Wisconsin Republicans just ousted the state's top elections official, ABC News reports.
The official is Wisconsin Elections Commission Administrator Meagan Wolfe. Wolfe has held this position since 2018, and she was about to be re-nominated for a second term.
Wisconsin's legislature is currently controlled by Republicans, and the Republicans used this control to upend Wolfe's nomination.
The left-leaning outlet The Hill reports:
Republican leaders have been threatening to remove Wolfe for months over how she handled the 2020 election. They have falsely claimed she orchestrated a plan to rig the 2020 election in Wisconsin — a swing state President Biden carried in 2020 by nearly 21,000 votes.
On Thursday, Sept. 14, 2023, the Wisconsin Senate voted along party lines, 22-11, to oppose Wolfe's nomination. This should be enough to remove her from her position as elections commission administrator. But, things may not be so simple.
It was back in June 2023 that the Election Commission considered whether or not to re-nominate Wolfe for a second term.

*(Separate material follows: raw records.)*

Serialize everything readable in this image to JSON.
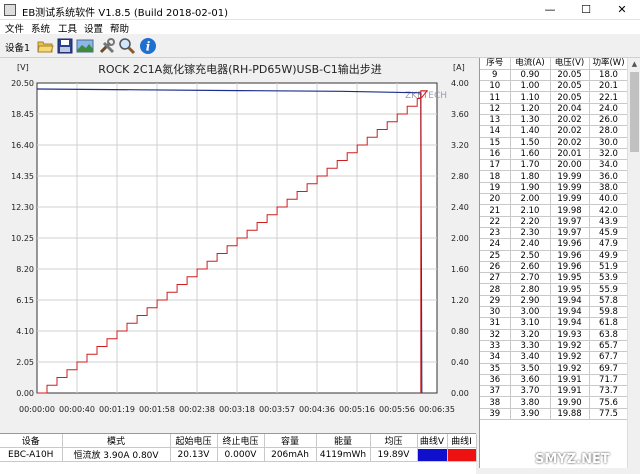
{
  "window": {
    "title": "EB测试系统软件 V1.8.5 (Build 2018-02-01)",
    "min": "—",
    "max": "☐",
    "close": "✕"
  },
  "menu": [
    "文件",
    "系统",
    "工具",
    "设置",
    "帮助"
  ],
  "toolbar": {
    "device_label": "设备1",
    "buttons": [
      "folder-open-icon",
      "save-icon",
      "chart-image-icon",
      "tools-icon",
      "zoom-icon",
      "info-icon"
    ]
  },
  "colors": {
    "voltage": "#1c2f8c",
    "current": "#cc1e1e",
    "swatch_v": "#1010cc",
    "swatch_i": "#ee1111"
  },
  "chart_data": {
    "type": "line",
    "title": "ROCK 2C1A氮化镓充电器(RH-PD65W)USB-C1输出步进",
    "left_unit": "[V]",
    "right_unit": "[A]",
    "annotation": "ZKETECH",
    "y_left_ticks": [
      "20.50",
      "18.45",
      "16.40",
      "14.35",
      "12.30",
      "10.25",
      "8.20",
      "6.15",
      "4.10",
      "2.05",
      "0.00"
    ],
    "y_right_ticks": [
      "4.00",
      "3.60",
      "3.20",
      "2.80",
      "2.40",
      "2.00",
      "1.60",
      "1.20",
      "0.80",
      "0.40",
      "0.00"
    ],
    "x_ticks": [
      "00:00:00",
      "00:00:40",
      "00:01:19",
      "00:01:58",
      "00:02:38",
      "00:03:18",
      "00:03:57",
      "00:04:36",
      "00:05:16",
      "00:05:56",
      "00:06:35"
    ],
    "ylim_left": [
      0,
      20.5
    ],
    "ylim_right": [
      0,
      4.0
    ],
    "xlim_seconds": [
      0,
      395
    ],
    "series": [
      {
        "axis": "left",
        "color": "#1c2f8c",
        "x": [
          0,
          100,
          200,
          300,
          378,
          379,
          380
        ],
        "y": [
          20.1,
          20.05,
          20.0,
          19.95,
          19.85,
          19.8,
          0.0
        ]
      },
      {
        "axis": "right",
        "color": "#cc1e1e",
        "step": true,
        "x_start": 0,
        "x_step": 9.88,
        "x_end": 379,
        "y": [
          0.0,
          0.1,
          0.2,
          0.3,
          0.4,
          0.5,
          0.6,
          0.7,
          0.8,
          0.9,
          1.0,
          1.1,
          1.2,
          1.3,
          1.4,
          1.5,
          1.6,
          1.7,
          1.8,
          1.9,
          2.0,
          2.1,
          2.2,
          2.3,
          2.4,
          2.5,
          2.6,
          2.7,
          2.8,
          2.9,
          3.0,
          3.1,
          3.2,
          3.3,
          3.4,
          3.5,
          3.6,
          3.7,
          3.8,
          3.9
        ],
        "drop_to": 0.0
      }
    ]
  },
  "side_table": {
    "headers": [
      "序号",
      "电流(A)",
      "电压(V)",
      "功率(W)"
    ],
    "rows": [
      [
        "9",
        "0.90",
        "20.05",
        "18.0"
      ],
      [
        "10",
        "1.00",
        "20.05",
        "20.1"
      ],
      [
        "11",
        "1.10",
        "20.05",
        "22.1"
      ],
      [
        "12",
        "1.20",
        "20.04",
        "24.0"
      ],
      [
        "13",
        "1.30",
        "20.02",
        "26.0"
      ],
      [
        "14",
        "1.40",
        "20.02",
        "28.0"
      ],
      [
        "15",
        "1.50",
        "20.02",
        "30.0"
      ],
      [
        "16",
        "1.60",
        "20.01",
        "32.0"
      ],
      [
        "17",
        "1.70",
        "20.00",
        "34.0"
      ],
      [
        "18",
        "1.80",
        "19.99",
        "36.0"
      ],
      [
        "19",
        "1.90",
        "19.99",
        "38.0"
      ],
      [
        "20",
        "2.00",
        "19.99",
        "40.0"
      ],
      [
        "21",
        "2.10",
        "19.98",
        "42.0"
      ],
      [
        "22",
        "2.20",
        "19.97",
        "43.9"
      ],
      [
        "23",
        "2.30",
        "19.97",
        "45.9"
      ],
      [
        "24",
        "2.40",
        "19.96",
        "47.9"
      ],
      [
        "25",
        "2.50",
        "19.96",
        "49.9"
      ],
      [
        "26",
        "2.60",
        "19.96",
        "51.9"
      ],
      [
        "27",
        "2.70",
        "19.95",
        "53.9"
      ],
      [
        "28",
        "2.80",
        "19.95",
        "55.9"
      ],
      [
        "29",
        "2.90",
        "19.94",
        "57.8"
      ],
      [
        "30",
        "3.00",
        "19.94",
        "59.8"
      ],
      [
        "31",
        "3.10",
        "19.94",
        "61.8"
      ],
      [
        "32",
        "3.20",
        "19.93",
        "63.8"
      ],
      [
        "33",
        "3.30",
        "19.92",
        "65.7"
      ],
      [
        "34",
        "3.40",
        "19.92",
        "67.7"
      ],
      [
        "35",
        "3.50",
        "19.92",
        "69.7"
      ],
      [
        "36",
        "3.60",
        "19.91",
        "71.7"
      ],
      [
        "37",
        "3.70",
        "19.91",
        "73.7"
      ],
      [
        "38",
        "3.80",
        "19.90",
        "75.6"
      ],
      [
        "39",
        "3.90",
        "19.88",
        "77.5"
      ]
    ]
  },
  "bottom_table": {
    "headers": [
      "设备",
      "模式",
      "起始电压",
      "终止电压",
      "容量",
      "能量",
      "均压",
      "曲线V",
      "曲线I"
    ],
    "row": [
      "EBC-A10H",
      "恒流放  3.90A  0.80V",
      "20.13V",
      "0.000V",
      "206mAh",
      "4119mWh",
      "19.89V",
      "",
      ""
    ]
  },
  "watermark": "SMYZ.NET"
}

The three Republican members of the commission voted to nominate her, knowing that the Republican-led state senate would reject the nomination, thereby removing her from office.
The commission's three Democratic members, however, abstained from voting on whether to nominate Wolfe in a bid to prevent the scenario mentioned in the last paragraph.
Wisconsin Republicans attempted to get around this situation by interpreting the abstention votes of the commission's Democratic members as a unanimous nomination of Wolfe, thereby allowing Wolfe's nomination to be considered by the Wisconsin Senate. Then, as stated, a vote was held, and Wolfe's nomination failed.
Now, it is a virtual certainty that this matter will be taken to the courts.
One of the key questions will be whether or not Wolfe's nomination was properly before the Wisconsin Senate. This, in turn, will depend on how the courts interpret the abstention votes of the commission's Democratic members.
While this plays out, it appears that Wolfe is going to try to continue as the commission's administrator.
According to The Hill, Wolfe and her supporters are attempting to rely on a Wisconsin Supreme Court precedent that states that Wisconsin lawmakers are not allowed to replace an appointed official until the official's position is vacated. And, in this decision, the court made it clear that the end of an official's term does not automatically create a vacancy.
Senate Republicans, however, are insisting that the commission appoint a new interim administrator.
With a disagreement like this, it is clear that the matter will be heading to the courts.